As good as Donehower, Hogg, and Schell’s chapter on incorporating sustainable citizenship and rural literacy in the classroom may be, some topics are painfully absent from it. For instance, geographical identities and media representations are not without their race, class, and gender based antagonisms. Misogyny does not stop outside the door of rural communities just as racism and classism do not. Because of this, more readings that examine other identities in tandem with geographical identities would be extremely beneficial to instructors and students in the composition classroom. Perhaps the reason these identities are omitted in the readings offered is because no such texts exist. If that is the case, then perhaps the authors should have suggested this omission as an area waiting for research and exploration. On occasion, it may seem like people in rural communities share very similar realities, that their lives are, at best, inconsequentially different. But those who have lived in rural communities will attest to the fact that hierarchies exist, that inequalities exist. Such hierarchies deserve just as much study within rural contexts as they do in urban or suburban ones. Examinations like this allow hidden sores to breathe, to see sunlight, and perhaps to heal.

Colleagues take note: Rural Literacies is a book worth reading. This book is a promising introductory text for an underdeveloped field of study that has relevance for composition, rhetoric, and literacy scholars. It could also prove helpful to other professionals looking for ways to break down barriers between the public sphere and the ivory tower. The only pitfall is that this book at times promotes simplified interrogations of identity, a pitfall to which research in composition, rhetoric, and literacy studies often succumbs. For too long our fields have produced works suggesting, simply by choice of focus, that humans carry only a single identity with them and trade that identity out according to their circumstances.

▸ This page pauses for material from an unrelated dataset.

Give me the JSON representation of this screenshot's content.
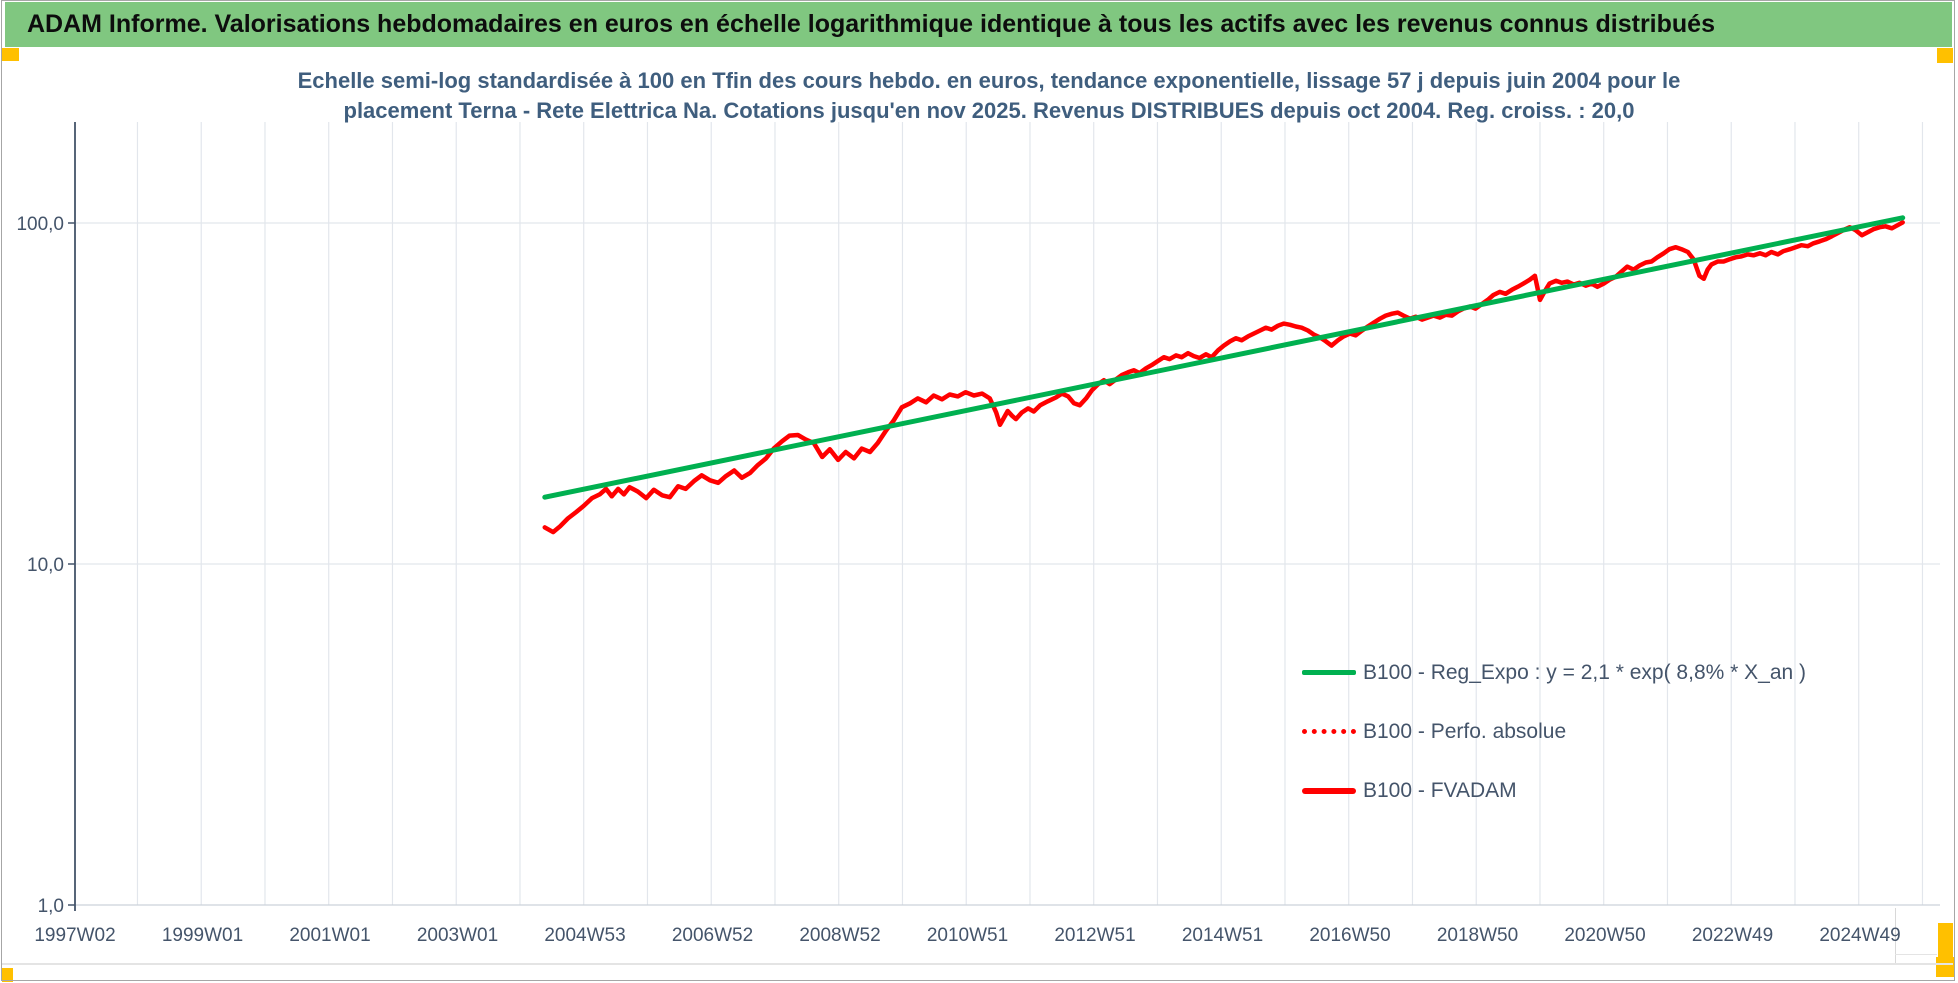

However, a Black, female, middle-class person is never only Black, only female, or only middle class. A rural, Latina, upper class, female, likewise, is never just rural. We are all of our identities at once. Donehower, Hogg, and Schell offer an overlooked identity that should be added to the identity matrix: rural/suburban/urban. But, in so doing, they neglect other identities. However, this more nuanced interrogation of identity in terms of rural communities and experiences makes Rural Literacies an important introduction to the possibilities and benefits inherent in an unrecognized, but promising, field of study.


Work Cited

Cushman, Ellen. “The Public Intellectual, Service Learning, and Activist Research.” College English 61.3 (1999): 328-36. Print.